Yep, shot across the bow...
I just read this on ZH. Its good you posted it.
Too bad we can’t get the foreign ownership stats on a real time basis. This would be fascinating to watch over the next week. Might see a lot of dumping, which of course would have significant implications for our own interest rates.
Testing a potential weapon?
If the US goes ahead with some form of sanctions next week, you can count on it, IMO.
Is whom was selling as important as whom was buying? I wonder who bought them, the FED?
That’s what I’m thinking. Better a snake that rattles than one which strikes without warning.
No worries. Dear leader will direct ERISA to regulate that all retirement plans must invest in treasuries ( for the people’s security of course).
So who bought??? Treasury cranking up the printing presses? Fed expanding the balance sheet?
Getting out of treasuries before the coming Crash of ‘14........................
Today’s mid morning briefing:
E.T.: Ah, where are my golf clubs.
Aide: Right here Mr. President.
E.T.: Ah, what does Yellen want?
Aide: Serious problem with the Treasury Holding by Foreign Governments.
E.T.: Just electrons, nothing to worry about, call Andrews, tell em warm up AF1, I have a T Time for 9AM but don’t tell anyone else, just call it being in discussions with world leaders.

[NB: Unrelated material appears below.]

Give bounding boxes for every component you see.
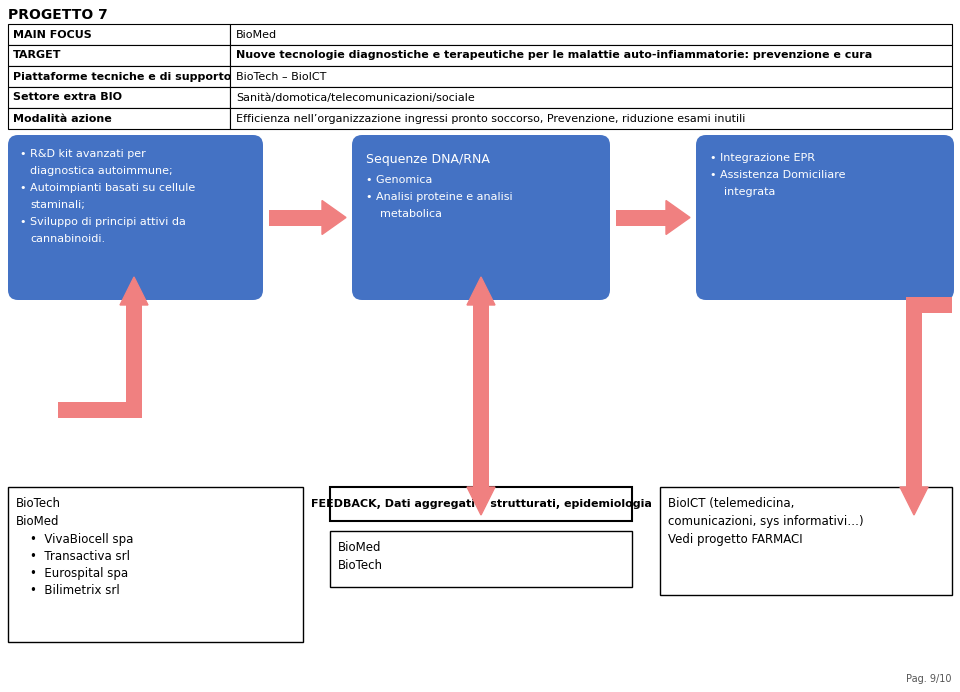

Aide: Yes Your Excellency.
E.T.: Anything else of interest.
Aide: Yes, Kerry is on hold from London, the UN General Secretary is also holding, Someone from NASA says he has an urgent matter about some nearby asteroid and...
E.T.: enough, put my call through to Beyonce and tell her we need a white house concert soon, like next week. Meanwhile, out of the way.

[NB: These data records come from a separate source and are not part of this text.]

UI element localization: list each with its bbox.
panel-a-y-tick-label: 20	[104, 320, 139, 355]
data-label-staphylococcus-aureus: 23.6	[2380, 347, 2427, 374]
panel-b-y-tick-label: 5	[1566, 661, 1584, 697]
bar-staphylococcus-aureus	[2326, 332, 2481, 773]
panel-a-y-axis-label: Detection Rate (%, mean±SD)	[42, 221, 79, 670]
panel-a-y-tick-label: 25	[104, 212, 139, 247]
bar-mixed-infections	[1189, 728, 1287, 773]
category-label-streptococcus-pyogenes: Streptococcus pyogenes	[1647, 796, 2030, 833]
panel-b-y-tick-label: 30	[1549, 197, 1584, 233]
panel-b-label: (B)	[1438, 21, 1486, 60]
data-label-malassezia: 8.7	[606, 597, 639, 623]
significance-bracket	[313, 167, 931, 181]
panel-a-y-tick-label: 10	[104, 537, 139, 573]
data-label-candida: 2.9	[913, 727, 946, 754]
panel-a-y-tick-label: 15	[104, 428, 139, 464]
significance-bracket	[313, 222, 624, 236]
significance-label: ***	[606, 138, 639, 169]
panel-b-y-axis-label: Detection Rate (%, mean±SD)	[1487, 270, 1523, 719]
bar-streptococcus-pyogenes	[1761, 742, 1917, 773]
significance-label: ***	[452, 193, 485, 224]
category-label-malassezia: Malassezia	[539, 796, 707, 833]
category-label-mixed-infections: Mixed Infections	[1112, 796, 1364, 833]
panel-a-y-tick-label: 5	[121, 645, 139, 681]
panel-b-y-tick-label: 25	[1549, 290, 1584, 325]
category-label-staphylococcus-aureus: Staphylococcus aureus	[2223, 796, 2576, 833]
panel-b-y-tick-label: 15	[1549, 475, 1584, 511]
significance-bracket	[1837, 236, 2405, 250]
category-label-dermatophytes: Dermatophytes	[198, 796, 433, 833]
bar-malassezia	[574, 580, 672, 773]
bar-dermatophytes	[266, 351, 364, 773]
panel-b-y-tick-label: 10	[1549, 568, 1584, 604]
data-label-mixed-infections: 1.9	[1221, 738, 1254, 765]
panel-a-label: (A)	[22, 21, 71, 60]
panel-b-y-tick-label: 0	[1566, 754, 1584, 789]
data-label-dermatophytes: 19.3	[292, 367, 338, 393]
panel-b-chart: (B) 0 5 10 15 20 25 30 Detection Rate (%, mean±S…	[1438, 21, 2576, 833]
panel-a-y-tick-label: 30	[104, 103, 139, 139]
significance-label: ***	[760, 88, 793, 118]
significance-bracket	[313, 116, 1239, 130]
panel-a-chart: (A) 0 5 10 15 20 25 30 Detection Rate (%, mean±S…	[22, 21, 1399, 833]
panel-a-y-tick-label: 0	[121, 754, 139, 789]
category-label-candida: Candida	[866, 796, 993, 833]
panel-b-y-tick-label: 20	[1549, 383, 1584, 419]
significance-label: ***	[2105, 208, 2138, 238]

Aide: Yes sir, sorry to bother you with these trivialities.
And into what? I see it ALL coming down. Equities won't exactly be a safe haven.
Excellent question. Last December, Belgium (read: Europe) took up the slack when China and Japan stopped buying. Check out this story from Zero Hedge:
Regardless of who comes to the rescue, one thing we know for sure is that the Fed is the buyer of last resort.

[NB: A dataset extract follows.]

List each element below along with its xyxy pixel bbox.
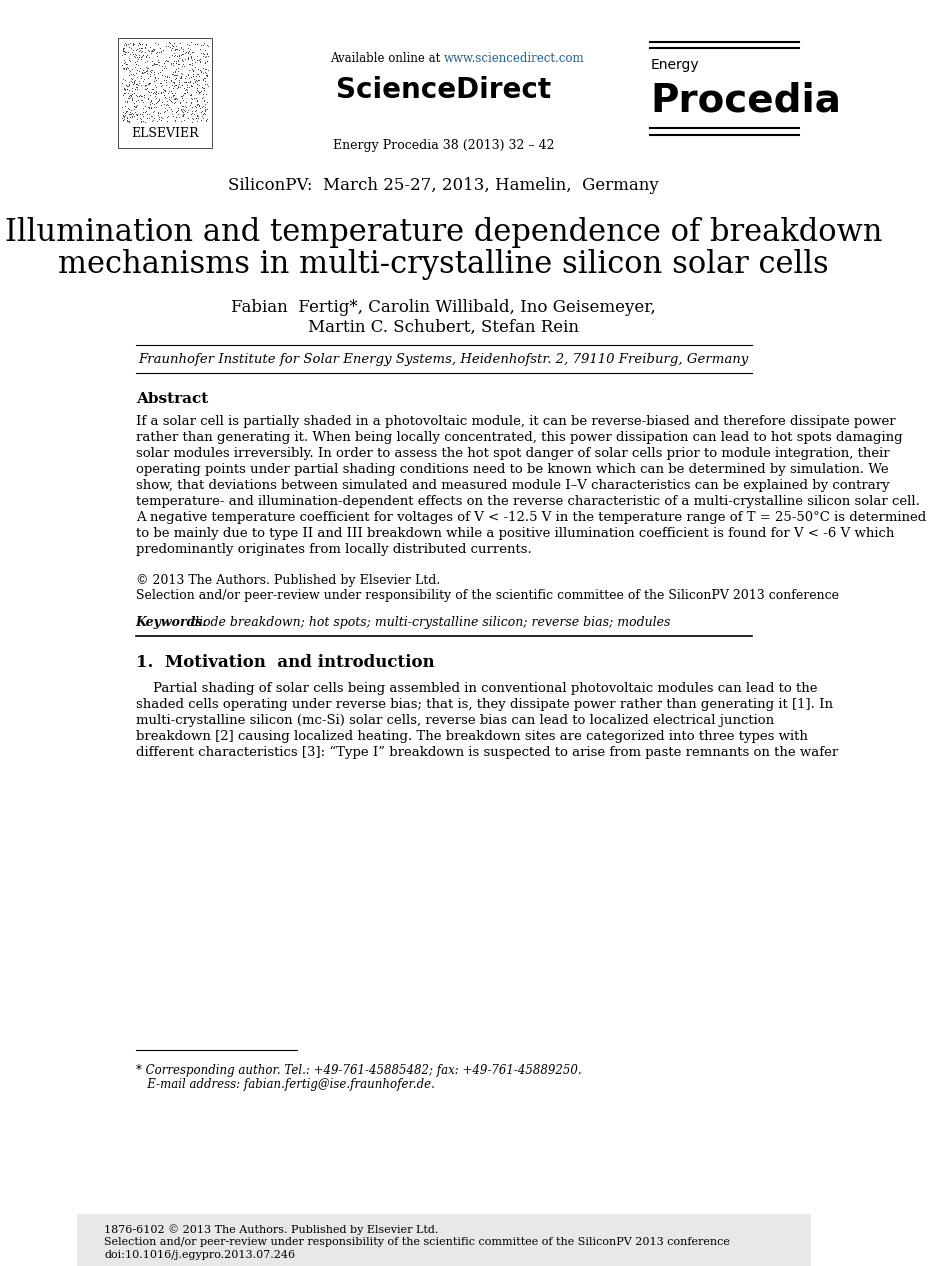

Not directly; they have buyers/banksters that do the dirty deed for them, me thinks.
China and Russia are dumping US bonds, and Soros is making money on this in some way too.
When we devalue our dollar the folks who buy our Treasuries get a guaranteed loss. Until recently safety was a good trade-off... seems that perception has changed.
a)if the rates climb, the Fed will step in to buy the bonds, pushing rates down.
b)If the rates climb, the value of the bonds will fall and the foreigners will lose too much, which will also moderate the sell-off.
c) The increase in dollar reserves will also tend to drive down interest rates on dollars.
What will happen is that the dollar will fall more relative to the Euro, Yen and Yuan: look for gas prices and other commodity prices denominated in dollars to go up, as foreigners look to recoup their FX losses from the Fed's inflationary policies.
And into what? .....................
Hold on to your butts.
Your response makes no sense. I said there would be significant implications for our own interest rates. You said “wrong” but then acknowledge twice that rates could climb. Very confusing. If you are confident that rates will fall, then you should put your money on it (go short).
I didn't say they would fall, just that they would not rise (at least not anytime soon).
A smart bond trader could probably make some money on intraday futures trades, but that's about it. I just don't think the Fed will allow the market to move very much at all.
If the sell off continues, you could make money on FX, I would think, because some of the growing dollar reserves would need to be rolled over into local currencies.
I had not idea what your reply would be, but that made me laugh. Not a bad idea either, but the government(s) will eventually grab that too if SHTF. For the greater good, dontcha know.